Reputation: 5182
On data with a few features I train a random forest for regression purposes and also gradient boosted regression trees. For both I calculate the feature importance, I see that these are rather different, although they achieve similar scores.
For the random forest regression:
MAE: 59.11
RMSE: 89.11
Importance:
Feature 1: 64.87
Feature 2: 0.10
Feature 3: 29.03
Feature 4: 0.09
Feature 5: 5.89
For the gradient boosted regression trees:
MAE: 58.70
RMSE: 90.59
Feature 1: 65.18
Feature 2: 5.67
Feature 3: 13.61
Feature 4: 4.26
Feature 5: 11.27
Why is this ? I thought maybe because with gradient boosted regression trees, the trees are more shallow than with random forests. But I am not sure.
Upvotes: 0
Views: 7369
Reputation: 40973
Though they are both tree based they are still different algorithms, so each calculates the feature importances differently, here is the relevant code:
scikit-learn/sklearn/ensemble/gradient_boosting.py
def feature_importances_(self):
total_sum = np.zeros((self.n_features, ), dtype=np.float64)

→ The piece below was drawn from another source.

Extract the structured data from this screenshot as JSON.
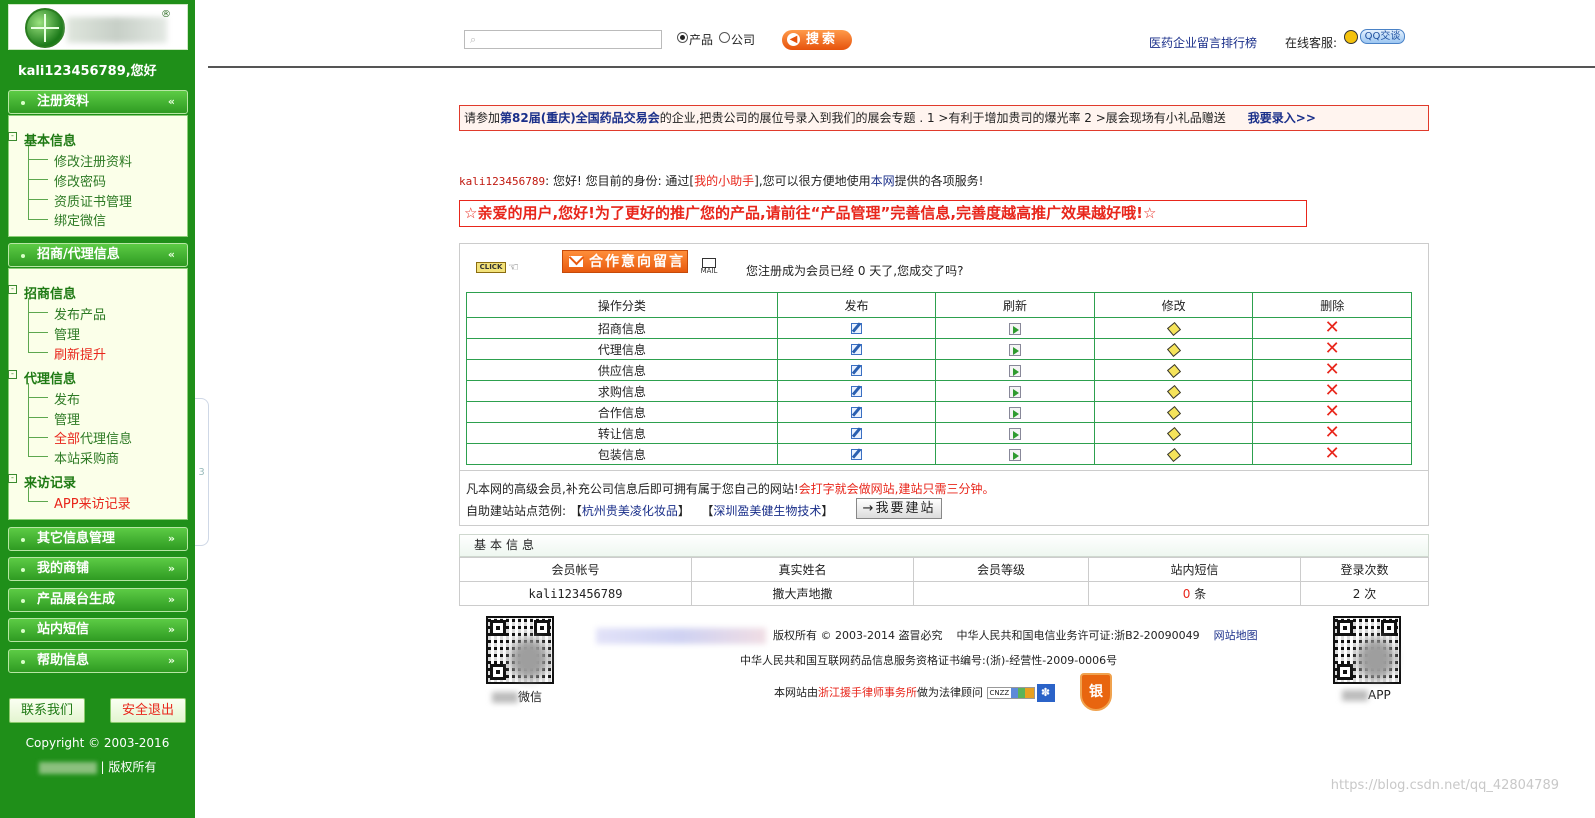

for stage in self.estimators_:
stage_sum = sum(tree.feature_importances_
for tree in stage) / len(stage)
total_sum += stage_sum
importances = total_sum / len(self.estimators_)
return importances
scikit-learn/sklearn/ensemble/forest.py
def feature_importances_(self):
all_importances = Parallel(n_jobs=self.n_jobs, backend="threading")(
delayed(getattr)(tree, 'feature_importances_')
for tree in self.estimators_)
return sum(all_importances) / self.n_estimators
So, different trees and different ways to combine the trees.
Upvotes: 2